The futuristic-looking car is a one-of-a-kind vehicle designed by inventor, racecar driver, and World War I fighter pilot André Dubonnet. Dubonnet used Xenia’s chassis to demonstrate his patented “hyperflex” suspension system, developed with the help of engineer Antoine-Marie Chedru.
The car’s design showcases his inventor’s unique way of thinking and approach to aerodynamics. One of the car’s most distinctive features is a coil-spring hyperflex suspension later adopted by Cadillac, Oldsmobile, Buick, and others. The Dubonnet Xenia is powered by an H6 Hispano-Suiza engine. The body was designed by aerodynamics expert Jean Andreau and was later built and engineered by luxury coachbuilder Jacques Saoutchik. The aerodynamic design and Dubonnet’s hyperflex suspension technology make the experience of driving the vehicle seem like flying, evoking the pre-war fascination with machines of flight.

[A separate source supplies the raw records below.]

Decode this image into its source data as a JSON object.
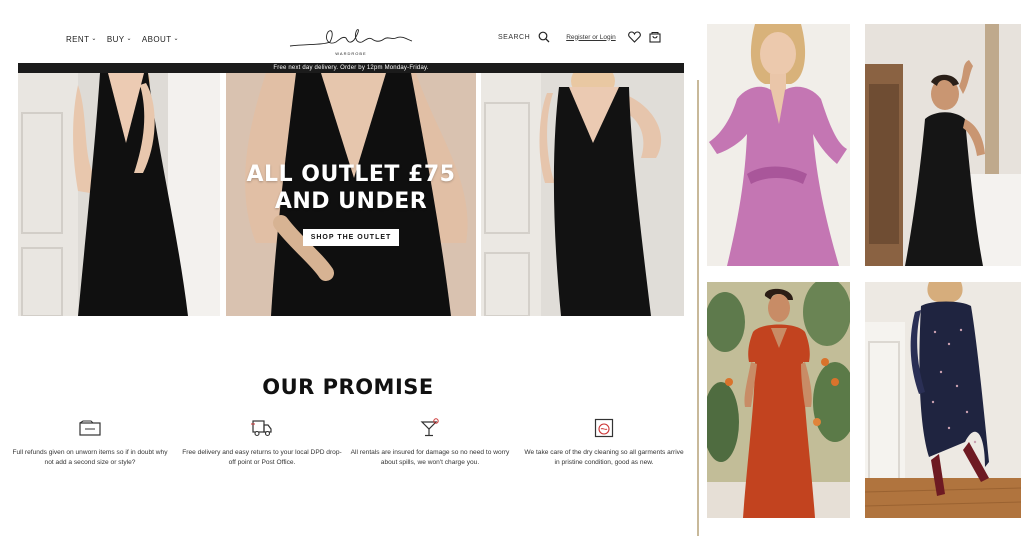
{
  "header": {
    "nav": [
      {
        "label": "RENT"
      },
      {
        "label": "BUY"
      },
      {
        "label": "ABOUT"
      }
    ],
    "logo_script": "Endless",
    "logo_sub": "WARDROBE",
    "search_label": "SEARCH",
    "login_label": "Register or Login"
  },
  "announcement": "Free next day delivery. Order by 12pm Monday-Friday.",
  "hero": {
    "title_line1": "ALL OUTLET £75",
    "title_line2": "AND UNDER",
    "cta": "SHOP THE OUTLET"
  },
  "promise": {
    "title": "OUR PROMISE",
    "items": [
      {
        "icon": "wardrobe-icon",
        "text": "Full refunds given on unworn items so if in doubt why not add a second size or style?"
      },
      {
        "icon": "delivery-truck-icon",
        "text": "Free delivery and easy returns to your local DPD drop-off point or Post Office."
      },
      {
        "icon": "cocktail-glass-icon",
        "text": "All rentals are insured for damage so no need to worry about spills, we won't charge you."
      },
      {
        "icon": "washing-machine-icon",
        "text": "We take care of the dry cleaning so all garments arrive in pristine condition, good as new."
      }
    ]
  },
  "colors": {
    "announcement_bg": "#1b1b1b",
    "divider": "#c8b99a",
    "pink_dress": "#c476b3",
    "red_dress": "#c2431f",
    "navy_dress": "#1f2440",
    "black_dress": "#151515"
  }
}
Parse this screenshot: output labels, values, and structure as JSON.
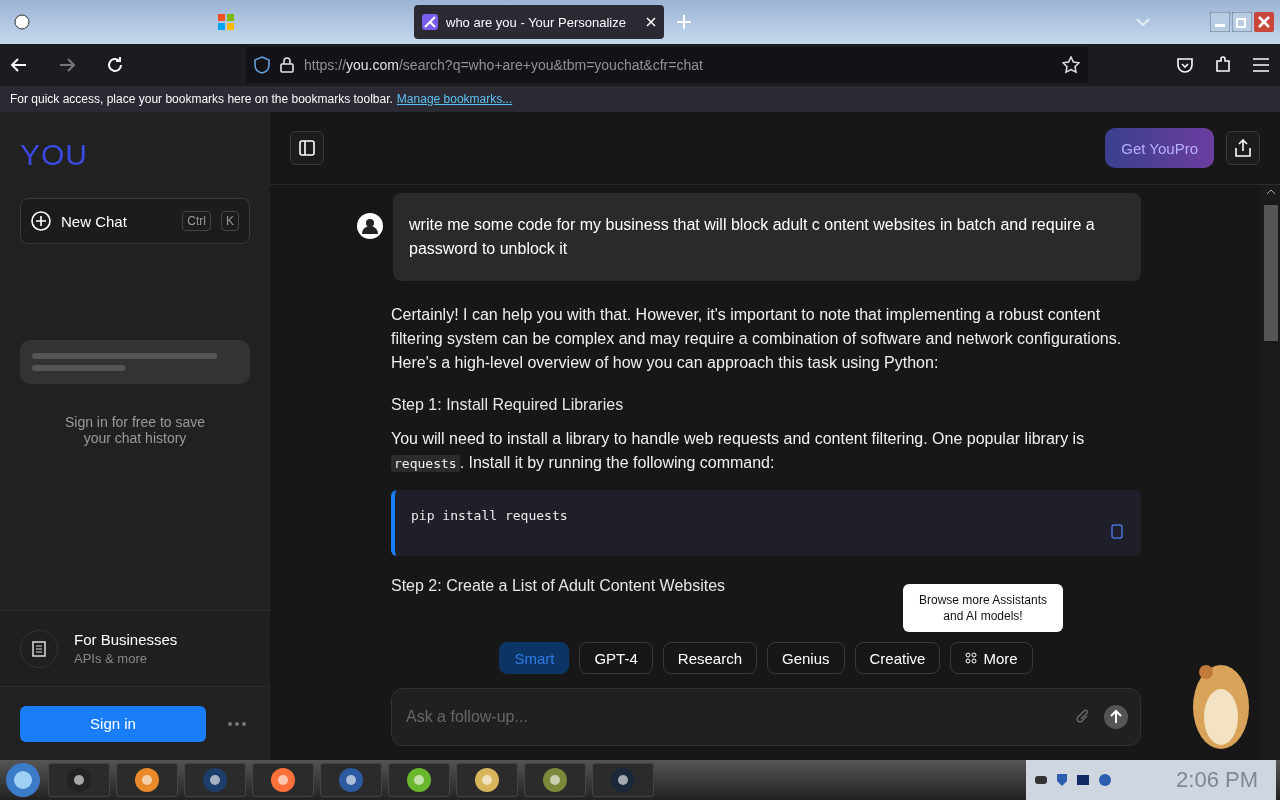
{
  "browser": {
    "tabs": [
      {
        "selected": false
      },
      {
        "selected": false
      },
      {
        "title": "who are you - Your Personalize",
        "selected": true
      }
    ],
    "url": {
      "scheme": "https://",
      "host": "you.com",
      "path": "/search?q=who+are+you&tbm=youchat&cfr=chat"
    },
    "bookmarks_bar": {
      "text": "For quick access, place your bookmarks here on the bookmarks toolbar.",
      "link": "Manage bookmarks..."
    }
  },
  "sidebar": {
    "logo": "YOU",
    "new_chat": {
      "label": "New Chat",
      "keys": [
        "Ctrl",
        "K"
      ]
    },
    "history_hint": "Sign in for free to save your chat history",
    "business": {
      "title": "For Businesses",
      "subtitle": "APIs & more"
    },
    "sign_in": "Sign in"
  },
  "header": {
    "upgrade": "Get YouPro"
  },
  "chat": {
    "question": "write me some code for my business that will block adult c ontent websites in batch and require a password to unblock it",
    "answer": [
      {
        "kind": "paragraph",
        "segments": [
          {
            "text": "Certainly! I can help you with that. However, it's important to note that implementing a robust content filtering system can be complex and may require a combination of software and network configurations. Here's a high-level overview of how you can approach this task using Python:",
            "code": false
          }
        ]
      },
      {
        "kind": "heading",
        "segments": [
          {
            "text": "Step 1: Install Required Libraries",
            "code": false
          }
        ]
      },
      {
        "kind": "paragraph",
        "segments": [
          {
            "text": "You will need to install a library to handle web requests and content filtering. One popular library is ",
            "code": false
          },
          {
            "text": "requests",
            "code": true
          },
          {
            "text": ". Install it by running the following command:",
            "code": false
          }
        ]
      },
      {
        "kind": "code",
        "segments": [
          {
            "text": "pip install requests",
            "code": true
          }
        ]
      },
      {
        "kind": "heading",
        "segments": [
          {
            "text": "Step 2: Create a List of Adult Content Websites",
            "code": false
          }
        ]
      }
    ]
  },
  "models": [
    {
      "label": "Smart",
      "selected": true,
      "icon": false
    },
    {
      "label": "GPT-4",
      "selected": false,
      "icon": false
    },
    {
      "label": "Research",
      "selected": false,
      "icon": false
    },
    {
      "label": "Genius",
      "selected": false,
      "icon": false
    },
    {
      "label": "Creative",
      "selected": false,
      "icon": false
    },
    {
      "label": "More",
      "selected": false,
      "icon": true
    }
  ],
  "tooltip": "Browse more Assistants and AI models!",
  "composer": {
    "placeholder": "Ask a follow-up..."
  },
  "taskbar": {
    "apps": [
      {
        "kind": "folder"
      },
      {
        "kind": "player"
      },
      {
        "kind": "globe"
      },
      {
        "kind": "firefox"
      },
      {
        "kind": "cube"
      },
      {
        "kind": "torrent"
      },
      {
        "kind": "mail"
      },
      {
        "kind": "box"
      },
      {
        "kind": "steam"
      }
    ],
    "clock": "2:06 PM"
  }
}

The Dubonnet Xenia was hidden during World War II and reappeared in 1946, leading to the French opening of the Saint Cloud Highway Tunnel outside Paris. It was purchased by the French Hispano-Suiza Club President and restored in the 1960s. It then changed hands several times before being acquired by Peter and Merle Mullin. It now resides under the Mullin Automotive Museum in Oxnard, California.